26 Ağustos 2012
Gece bir ara üşüdüğümü hissediyorum. Evet evet, Ağustos’un ortasında Seydişehir Kuğulu Park’ta gece üşüyorum. Sabah kalktıktan sonra arkadaşlarımın da üşüdüğünü öğreniyorum. Bulunduğumuz yer vadi gibi, o nedenle soğuk oluyor sanırım. Zar zor çadırdan çıkıp çadırları toplamaya başlıyoruz. Seydişehir’de kahvaltı yapıp yola çıkacağız.
Kuğulu Park’tan bir kare çekip merkeze devam ediyoruz. Sabahın erken saatinde yine biraz ürperti giriyor içimize.
Bir fırının önünde duruyoruz ekmek almak için. Çay ikram edeceklerini söylediklerinde masamızı hemen fırının yanına kuruyoruz. İkişer bardak çay, zeytin ve reçel ile karnımız doyuyor. Artık yola çıkabiliriz…
Evet günler sonra üç kişi yollardayız. Volkan’ın katılması ile turumuza biraz daha can geliyor. Günlerdir Kaan ile keyifle pedal çeviriyorduk, bu sayede keyfimiz daha da arttı.
Kısaca bugünkü rotamızdan bahsedeyim. Taraşçı üzerinden güzel bir rampa tırmanarak Derebucak ilçesine geçeceğiz. Sonrasında ise İbradı’ya devam edeceğiz. Orada kalmayı hedefliyoruz.
Seydişehir’i geride bırakıp Taraşçı yoluna giriyoruz. Bu arada artık hava sabahki kadar üşütmüyor. Formalarımız ile pedallayabiliyoruz.
Düz giden yolumuz üzerinde keyifle pedal çeviriyoruz. Kaan ve Volkan’ı arada sırada fotoğraflıyorum.
Taraşçı kasabasına vardık ama transit geçerek yolumuza devam ediyoruz.
Buradan sonra hafiften yükselmeye başlıyoruz ve Taraşçı aşağıda dağın yamacında kalıyor.

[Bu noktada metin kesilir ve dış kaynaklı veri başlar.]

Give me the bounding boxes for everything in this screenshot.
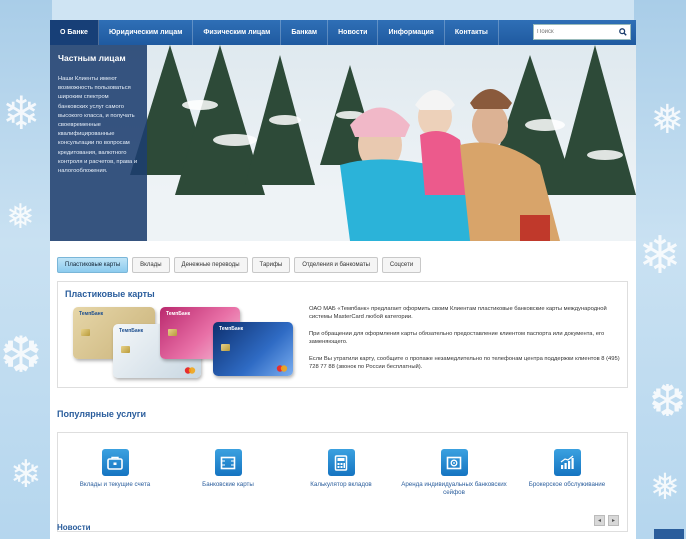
cards-panel-text: ОАО МАБ «Темпбанк» предлагает оформить с… [309,305,625,379]
next-arrow-button[interactable]: ▸ [608,515,619,526]
card-chip [221,344,230,351]
prev-arrow-button[interactable]: ◂ [594,515,605,526]
card-image-blue: ТемпБанк [213,322,293,376]
snowflake-icon: ❄ [10,452,42,496]
calculator-icon [327,449,355,476]
snowflake-icon: ❆ [0,326,42,384]
nav-item-contacts[interactable]: Контакты [445,20,499,45]
tab-deposits[interactable]: Вклады [132,257,170,273]
mastercard-icon [276,365,288,372]
page-container: О Банке Юридическим лицам Физическим лиц… [50,20,636,539]
snowflake-icon: ❄ [2,86,41,140]
nav-item-news[interactable]: Новости [328,20,379,45]
snowflake-icon: ❅ [649,467,680,508]
hero-banner: Частным лицам Наши Клиенты имеют возможн… [50,45,636,241]
nav-item-individuals[interactable]: Физическим лицам [193,20,282,45]
hero-sidebar: Частным лицам Наши Клиенты имеют возможн… [50,45,147,241]
search-button[interactable] [616,25,630,39]
safe-icon [440,449,468,476]
search-input[interactable] [534,29,616,35]
card-brand-label: ТемпБанк [166,311,191,317]
news-title: Новости [57,523,91,532]
popular-services-title: Популярные услуги [57,409,147,419]
product-tabs: Пластиковые карты Вклады Денежные перево… [57,257,422,273]
service-brokerage[interactable]: Брокерское обслуживание [512,449,622,489]
cards-paragraph: При обращении для оформления карты обяза… [309,330,605,346]
card-brand-label: ТемпБанк [219,326,244,332]
card-chip [121,346,130,353]
service-deposits[interactable]: Вклады и текущие счета [60,449,170,489]
tab-social[interactable]: Соцсети [381,257,422,273]
snowflake-icon: ❄ [638,226,682,286]
snowflake-icon: ❅ [6,197,35,237]
snowflake-icon: ❅ [650,97,684,143]
nav-item-corporate[interactable]: Юридическим лицам [99,20,194,45]
tab-branches-atms[interactable]: Отделения и банкоматы [294,257,378,273]
service-label: Брокерское обслуживание [528,481,606,488]
tab-tariffs[interactable]: Тарифы [251,257,291,273]
card-brand-label: ТемпБанк [79,311,104,317]
search-icon [619,28,627,36]
service-calculator[interactable]: Калькулятор вкладов [286,449,396,489]
service-label: Банковские карты [202,481,254,488]
mastercard-icon [184,367,196,374]
hero-title: Частным лицам [58,53,126,63]
hero-text: Наши Клиенты имеют возможность пользоват… [58,76,138,175]
services-pager: ◂ ▸ [594,515,619,526]
cards-paragraph: ОАО МАБ «Темпбанк» предлагает оформить с… [309,306,607,321]
nav-item-info[interactable]: Информация [378,20,445,45]
snowflake-icon: ❆ [649,376,686,427]
card-icon [214,449,242,476]
nav-item-about[interactable]: О Банке [50,20,99,45]
service-bank-cards[interactable]: Банковские карты [173,449,283,489]
card-chip [81,329,90,336]
service-label: Вклады и текущие счета [79,481,151,488]
chart-icon [553,449,581,476]
cards-panel-title: Пластиковые карты [65,289,155,299]
service-label: Аренда индивидуальных банковских сейфов [401,481,507,496]
search-box [533,24,631,40]
service-label: Калькулятор вкладов [310,481,372,488]
cards-panel: Пластиковые карты ТемпБанк ТемпБанк Темп… [57,281,628,388]
popular-services: Вклады и текущие счета Банковские карты … [57,432,628,532]
service-safe-deposit[interactable]: Аренда индивидуальных банковских сейфов [399,449,509,496]
nav-item-banks[interactable]: Банкам [281,20,329,45]
tab-transfers[interactable]: Денежные переводы [173,257,248,273]
main-nav: О Банке Юридическим лицам Физическим лиц… [50,20,636,45]
wallet-icon [101,449,129,476]
cards-paragraph: Если Вы утратили карту, сообщите о пропа… [309,355,620,371]
tab-plastic-cards[interactable]: Пластиковые карты [57,257,129,273]
corner-button[interactable] [654,529,684,539]
card-chip [168,329,177,336]
card-brand-label: ТемпБанк [119,328,144,334]
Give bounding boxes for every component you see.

Hafiften başlayan çıkış artık tüm ihtişamı ile karşımızda. Yaklaşık 10 km kadar devam edecek bu tırmanış. Yine kendi tempomuzda çıkmaya başlıyoruz. Volkan benim ardımdan kopmamaya çalışıyor ve birlikte devam ediyoruz. Kaan ise hemen arkamızda. Ara ara durup toplanıyoruz, sonra yine kendi tempomuz ile çıkışa devam ediyoruz. Gördüğünüz dağ manzarasında pedallamak çok keyifli yalnız, bunu belirtmeden edemeyeceğim.
Geldiğimiz yola dönüp bakıyoruz ve gaza geldikten sonra çıkışa devam ediyoruz. 🙂
İşte manzarasında pedallamaktan mutluluk duyduğum yüce dağlar…
Çıkış tüm eğimi ve hızı ile devam ediyor. Kaan arkadan gelirken onu çekiyorum ama manzaranın içinde kayboluyor. 🙂
Aşağıda ki manzaraya bakarsanız ufukta Suğla Gölünü görebilirsiniz. Daha dün oradaydık ve kendi gücümüz ile şuan buradayız. Bundan daha büyük mutluluk olabilir mi?
Yollar,dağlar, manzara insanı ufacık bir varlık gibi hissettiriyor.Doğa ana bize izin verdiği sürece yollardayız. Bu güzellikleri görmek için, bu manzaralarda boğulmak için buradayız. Ve yollarda olmaya devam edeceğiz…
Yılan gibi kıvrılarak ilerleyen yollarda çıktığımız yolu görmek hiç zor değil. Kaan gelirken yine onu çekiyorum.
İşte budur, sevdiğim bir yol manzarası. Ben, aşağıda Volkan, daha aşağıda ise Kaan. Bu arada dikkatinizi çekmiştir, üzerimizde ne varsa çıkarttık. Rampanın da etkisi ile çok terliyoruz ve en iyi çözüm yolu bu. Yolda trafik yok denecek kadar az. Tüm rampa boyunca üç, bilemedin beş araç anca geçmiştir. Sapa bir yolmuş burası meğer…
Bir kıvrım ile tırmanışa devam…
Bulduğumuz ağaç gölgelerini değerlendiriyoruz tabii ki. Buralarda durup dinlenirken, toplanmış oluyoruz.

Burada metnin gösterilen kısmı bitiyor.